Economies in Vietnam's neighborhood are growing and distracting foreign investors’ attention from the country, a survey has found.
The survey done by the Vietnam Chamber of Commerce and Industry (VCCI) and the US Agency of International Development (USAID) of  1,609 foreign businesses found that last year 54 percent of them had considered investing in China, Laos, Cambodia, or Myanmar before choosing Vietnam, up from 32 percent in 2011 and 2012, news website VietNamNet reported.
The VCCI and USAID warned that Vietnam is no longer a priority destination unlike in the 2007-2010 period.

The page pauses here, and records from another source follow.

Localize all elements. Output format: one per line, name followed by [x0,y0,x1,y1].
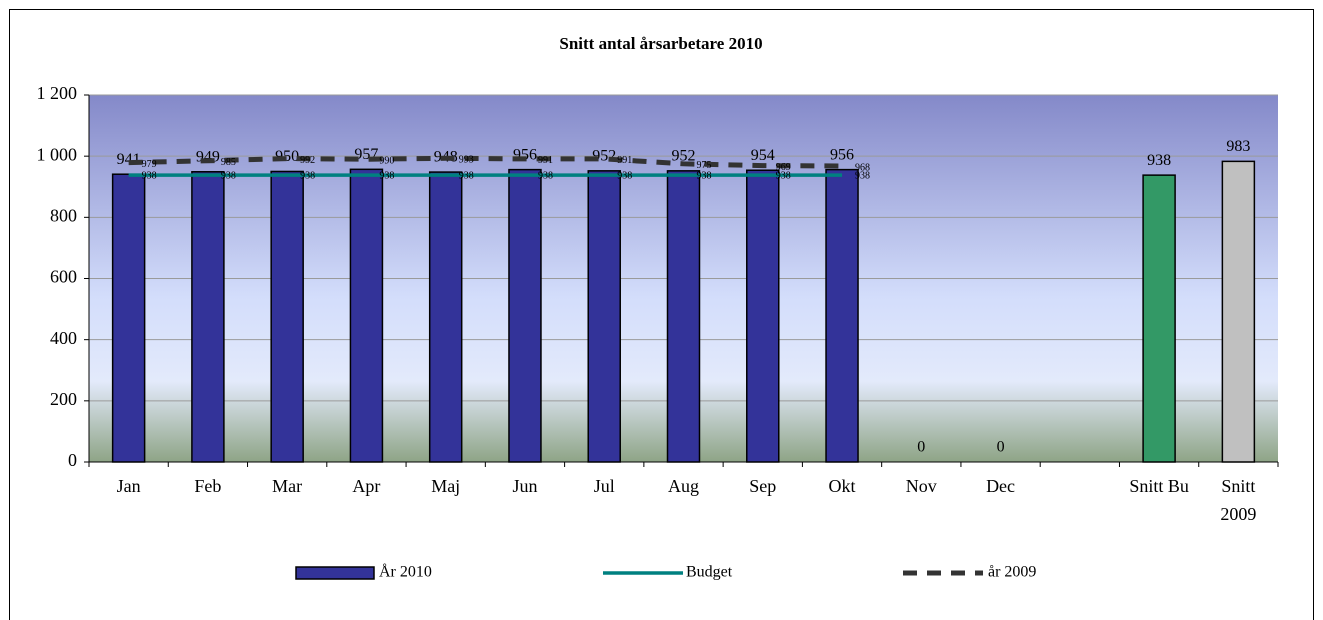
y-tick-label: 600 [50,267,77,287]
data-label: 938 [697,170,712,181]
data-label: 938 [1147,152,1171,169]
x-tick-label: Okt [828,476,856,496]
data-label: 991 [538,155,553,166]
data-label: 952 [672,148,696,165]
data-label: 938 [776,170,791,181]
data-label: 952 [592,148,616,165]
legend-swatch [295,566,375,580]
data-label: 938 [300,170,315,181]
data-label: 969 [776,162,791,173]
data-label: 991 [617,155,632,166]
x-tick-label: Sep [749,476,777,496]
bar [428,171,463,463]
bar [746,169,780,463]
y-tick-label: 1 200 [37,83,78,103]
bar [1221,160,1256,463]
data-label: 941 [117,151,141,168]
x-tick-label: Jan [116,476,141,496]
chart-title: Snitt antal årsarbetare 2010 [559,34,762,53]
data-label: 0 [997,439,1005,456]
data-label: 938 [855,170,870,181]
data-label: 938 [379,170,394,181]
x-tick-label: Aug [668,476,699,496]
data-label: 954 [751,147,775,164]
bar [191,171,225,463]
data-label: 938 [617,170,632,181]
y-tick-label: 200 [50,389,77,409]
data-label: 992 [300,155,315,166]
y-tick-label: 800 [50,205,77,225]
y-tick-label: 1 000 [37,144,78,164]
x-tick-label: Snitt Bu [1129,476,1189,496]
bar [587,170,621,463]
data-label: 938 [142,170,157,181]
y-tick-label: 400 [50,328,77,348]
data-label: 990 [379,156,394,167]
x-tick-label: Jun [512,476,538,496]
legend-label: år 2009 [988,564,1036,581]
x-tick-label: Feb [194,476,222,496]
bar [111,173,146,463]
data-label: 968 [855,162,870,173]
x-tick-label: Jul [593,476,615,496]
bar [270,170,304,463]
data-label: 0 [917,439,925,456]
data-label: 938 [459,170,474,181]
data-label: 956 [830,146,854,163]
data-label: 975 [697,160,712,171]
data-label: 979 [142,159,157,170]
legend-label: Budget [686,564,733,581]
x-tick-label: Snitt 2009 [1220,476,1257,524]
data-label: 983 [1226,138,1250,155]
bar [825,168,859,463]
y-tick-label: 0 [68,450,77,470]
data-label: 985 [221,157,236,168]
x-tick-label: Dec [986,476,1016,496]
data-label: 993 [459,155,474,166]
legend-label: År 2010 [379,563,432,581]
data-label: 938 [221,170,236,181]
bar [1142,174,1176,463]
x-tick-label: Nov [905,476,937,496]
data-label: 938 [538,170,553,181]
x-tick-label: Apr [352,476,381,496]
chart-border [9,9,1314,620]
x-tick-label: Maj [431,476,461,496]
bar [349,168,384,463]
x-tick-label: Mar [272,476,303,496]
bar [508,168,542,463]
bar [666,170,701,463]
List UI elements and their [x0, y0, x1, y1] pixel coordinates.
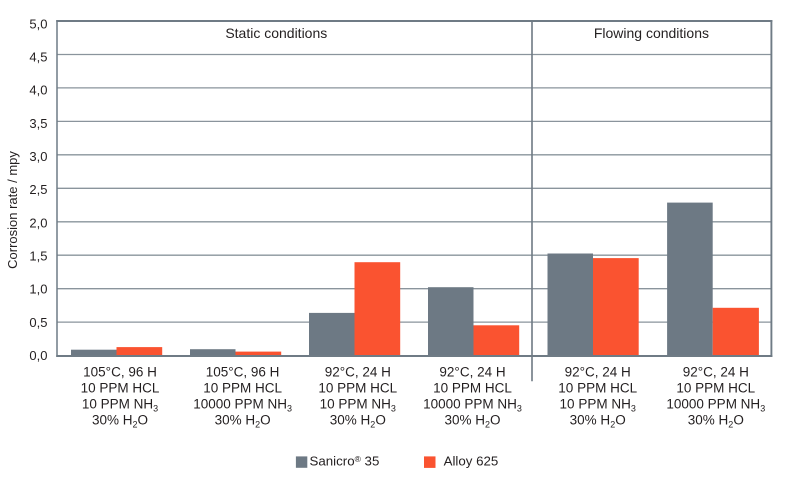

While China, Thailand, and Cambodia have been Vietnam’s traditional rivals, for the first time it also faces competition from Laos, the Philippines, and Myanmar.
Around 64 percent of the foreign investors value Vietnam for its low risk of 
expropriation, low taxes, and stable policies.
They said its value-added tax of 10 percent and corporate income tax of 23 percent are on par with rates in many economies in the region, and lower than the 25 percent corporate tax in mainland China and 30 percent in the Philippines.
Thailand imposes 18 percent and Taiwan, 17 percent.
But its disadvantages are unofficial costs, red tape, tortuous regulations, and poor quality of infrastructure and public services.
They ranked Vietnam’s infrastructure on a par with that of Cambodia and Laos, and its corruption and legal complications as worse.
The VCCI said corruption is undermining businesses’ respect for the law.
In some sectors, competition from neighboring countries is already a reality.
A recent statement from the Vietnam National Administration of Tourism said Vietnam's tourism growth rate and promotion have fallen behind that of Laos and Cambodia, with no local travel agent having an office abroad.
Insiders said Vietnamese firms do not make good use of international events to market themselves, and  authorities have failed to prevent problems like vendors ripping tourists off and the like.
Cambodia has also gone ahead of Vietnam by investing to produce high-quality rice, threatening the former’s position as the world’s leading rice exporter.
Agriculture professor Vo Tong Xuan said Cambodian companies only export a few thousand tons of rice annually compared to Vietnam's hundreds of thousands of tons, but their grains are of high quality and have brand names.
Not having brands would become a big challenge for Vietnamese rice, he warned.
Cambodia, which ranked 125th with over $14 billion in the World Bank’s 2012 GDP (gross domestic product) ranking compared with Vietnam's 62nd with US$155.82 billion, recently also shocked the world by unveiling its first locally made electric car, Angkor EV 2014.
Economist Alan Phan, chairman of the Hong Kong-based private-equity fund Viasa, said the US$5,000 car is likely to cost $4,000 to make, which is close to that of large assembly lines.